First Steps towards Machine Learning for Prediction and Pre-Correction in Direct Laser Writing
Sven Enns, Julian Hering-Stratemeier, Georg von Freymann
TL;DR
This work tackles the fidelity gap in direct laser writing by developing CNN-based neural networks that predict and pre-correct prints from 2PP/DLW-enabled designs. It compares Iterative Correction and Direct Correction strategies, trained on large experimental-theoretical datasets of 2.5D structures, and demonstrates substantial improvements in print conformity for several structures while highlighting artefact-related limitations. Incorporating DLW parameters into the models preserves high correlation but can increase RMSE and surface roughness, underscoring a trade-off between correction accuracy and artefact control.
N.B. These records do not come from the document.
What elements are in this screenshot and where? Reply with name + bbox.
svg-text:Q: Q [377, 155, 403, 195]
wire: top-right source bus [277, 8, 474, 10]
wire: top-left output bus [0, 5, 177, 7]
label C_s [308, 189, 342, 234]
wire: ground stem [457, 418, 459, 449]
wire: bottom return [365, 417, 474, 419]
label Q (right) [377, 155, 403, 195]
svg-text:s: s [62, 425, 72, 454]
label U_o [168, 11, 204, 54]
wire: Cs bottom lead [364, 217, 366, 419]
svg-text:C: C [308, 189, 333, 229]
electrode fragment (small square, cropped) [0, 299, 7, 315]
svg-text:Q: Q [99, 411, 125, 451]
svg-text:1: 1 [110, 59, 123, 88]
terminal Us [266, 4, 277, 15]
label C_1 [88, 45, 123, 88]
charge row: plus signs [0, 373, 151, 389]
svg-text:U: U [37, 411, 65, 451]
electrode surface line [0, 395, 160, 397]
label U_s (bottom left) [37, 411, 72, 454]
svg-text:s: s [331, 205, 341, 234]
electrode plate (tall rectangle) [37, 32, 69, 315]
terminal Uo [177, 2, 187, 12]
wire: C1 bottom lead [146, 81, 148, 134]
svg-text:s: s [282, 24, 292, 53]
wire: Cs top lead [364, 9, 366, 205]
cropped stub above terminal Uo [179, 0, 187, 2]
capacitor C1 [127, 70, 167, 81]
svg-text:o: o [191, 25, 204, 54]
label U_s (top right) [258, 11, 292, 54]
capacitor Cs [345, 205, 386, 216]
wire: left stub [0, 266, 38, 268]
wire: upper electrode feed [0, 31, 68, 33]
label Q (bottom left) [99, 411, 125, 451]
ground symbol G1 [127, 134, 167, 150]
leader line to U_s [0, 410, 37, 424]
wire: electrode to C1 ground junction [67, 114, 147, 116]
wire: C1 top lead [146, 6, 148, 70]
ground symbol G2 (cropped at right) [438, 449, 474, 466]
The results suggest neural-network pre-correction can augment conventional methods and may generalize to other 3D printing technologies, enabling more complex, high-precision microstructures in the near future.
Abstract
Additive manufacturing using 2-Photon Polymerization (2PP, aka direct laser writing DLW) enables the fabrication of almost arbitrary complex 3D structures from the meso to the submicron scale. However, deviations between the anticipated target structure and the actual print often occur due to physico-chemical processes, limiting the accuracy and reliability of this technology. To minimize these deviations, we hereby present our latest research in developing different neural networks, targeting the above-mentioned aspect. Our networks are trained on several experimental as well as theoretical datasets and show good results in predicting fabrication deviations and (pre-) correcting 2.5D micro-structures. Hence, we demonstrate, that besides conventional iterative correction methods, neural networks are a promising alternative to significantly improving the output quality in DLW. Furthermore, there are no fundamental limitations to transferring this machine learning approach to other 3D printing technologies, as they all face the same challenge in terms of fidelity. To our point of view, the use of neural networks has the potential to enhance the capabilities of this technology, enabling the creation of complex structures with increased accuracy and precision in the near future.